Pour diminuer les pressions exercées par les Quinze, d'autres pays pourraient bénéficier de l'entraide déjà accordée aux Etats-Unis. Keystone

Kaspar Villiger, chef des Finances fédérales, ne cesse de répéter que le secret bancaire n´est pas négociable. Pourtant, il reconnaît que le fisc suisse pourrait collaborer avec ceux de ses voisins. Une entraide est déjà concédée aux Américains.

Ce contenu a été publié le 20 septembre 2000 - 11:54

Le secret bancaire suisse ne s'applique déjà plus pour les citoyens américains qui placent leurs économies dans la Confédération. En effet, en cas de soupçons de fraude fiscale, les autorités suisses doivent remettre les documents réclamés par les Etats-Unis.

Cet accord, signé en 1996, est passé inaperçu. En compensation, les grandes banques helvétiques ont le champ libre pour s'implanter sur le plus grand marché du monde, et racheter des établissements financiers américains.

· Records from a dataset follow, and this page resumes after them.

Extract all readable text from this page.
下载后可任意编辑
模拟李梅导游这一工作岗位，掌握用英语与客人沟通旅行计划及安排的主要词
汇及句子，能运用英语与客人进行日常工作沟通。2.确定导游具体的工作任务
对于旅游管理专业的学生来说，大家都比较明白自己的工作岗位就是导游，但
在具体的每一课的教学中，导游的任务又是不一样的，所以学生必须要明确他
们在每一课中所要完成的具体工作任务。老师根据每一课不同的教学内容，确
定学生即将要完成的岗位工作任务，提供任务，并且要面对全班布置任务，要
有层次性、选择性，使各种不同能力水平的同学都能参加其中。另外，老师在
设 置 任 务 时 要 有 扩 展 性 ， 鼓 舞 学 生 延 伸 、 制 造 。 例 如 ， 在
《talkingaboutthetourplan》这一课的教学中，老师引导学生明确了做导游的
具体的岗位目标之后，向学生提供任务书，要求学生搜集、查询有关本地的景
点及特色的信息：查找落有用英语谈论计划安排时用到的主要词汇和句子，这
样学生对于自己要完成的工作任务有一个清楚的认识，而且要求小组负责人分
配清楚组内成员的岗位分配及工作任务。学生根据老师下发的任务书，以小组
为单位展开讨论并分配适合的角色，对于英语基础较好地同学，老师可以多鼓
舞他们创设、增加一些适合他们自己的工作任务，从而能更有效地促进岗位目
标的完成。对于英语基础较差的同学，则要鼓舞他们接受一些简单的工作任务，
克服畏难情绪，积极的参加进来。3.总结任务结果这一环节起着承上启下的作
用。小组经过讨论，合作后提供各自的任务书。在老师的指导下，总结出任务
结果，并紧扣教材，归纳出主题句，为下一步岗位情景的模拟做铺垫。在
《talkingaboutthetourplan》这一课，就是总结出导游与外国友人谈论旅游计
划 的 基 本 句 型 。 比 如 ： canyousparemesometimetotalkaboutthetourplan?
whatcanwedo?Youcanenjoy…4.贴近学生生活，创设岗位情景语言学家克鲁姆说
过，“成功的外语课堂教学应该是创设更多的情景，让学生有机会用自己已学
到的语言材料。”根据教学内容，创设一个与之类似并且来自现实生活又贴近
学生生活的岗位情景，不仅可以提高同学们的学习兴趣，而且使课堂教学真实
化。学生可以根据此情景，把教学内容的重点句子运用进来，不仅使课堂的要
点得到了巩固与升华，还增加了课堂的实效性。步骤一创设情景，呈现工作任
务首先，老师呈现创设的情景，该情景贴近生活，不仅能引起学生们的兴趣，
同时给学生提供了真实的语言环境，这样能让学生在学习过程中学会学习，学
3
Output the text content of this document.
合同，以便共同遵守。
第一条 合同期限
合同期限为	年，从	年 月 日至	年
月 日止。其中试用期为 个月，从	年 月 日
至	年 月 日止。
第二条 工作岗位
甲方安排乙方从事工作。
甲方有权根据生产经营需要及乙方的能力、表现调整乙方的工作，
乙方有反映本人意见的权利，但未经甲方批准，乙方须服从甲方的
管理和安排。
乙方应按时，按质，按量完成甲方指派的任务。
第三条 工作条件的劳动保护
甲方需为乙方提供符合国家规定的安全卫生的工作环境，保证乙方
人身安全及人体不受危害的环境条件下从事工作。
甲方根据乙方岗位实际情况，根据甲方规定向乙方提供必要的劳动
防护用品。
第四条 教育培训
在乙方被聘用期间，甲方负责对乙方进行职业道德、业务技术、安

Tout aussi discrètement, Kaspar Villiger a suggéré mardi devant les sénateurs qu'il serait possible, afin de diminuer les pressions exercées sur la Suisse par l'Union européenne, d'accorder à d'autres pays l'entraide administrative déjà concédée aux Etats-Unis. Le secret bancaire risque d'en prendre un sacré coup.

En clair, un agent du fisc allemand pourra téléphoner à son homologue de Genève ou de Zurich et lui demander de vérifier certains comptes alimentés avec de l'argent pas forcément déclaré aux impôts.

Cela n'empêche pas le ministre des Finances de répéter que «le secret bancaire ne doit pas être abandonné», mais que le Conseil fédéral est prêt à «trouver une solution constructive» avec l'Union européenne.

Par ailleurs, Kaspar Villiger sera à la fin de la semaine à Prague au sommet annuel du Fonds monétaire international (FMI) pour défendre la place financière helvétique.

Il refuse en effet que la Confédération soit considérée comme une vulgaire place offshore, comme les Bahamas ou le Liban, et donc soumise par les instances internationales à un examen «spécial» particulièrement humiliant.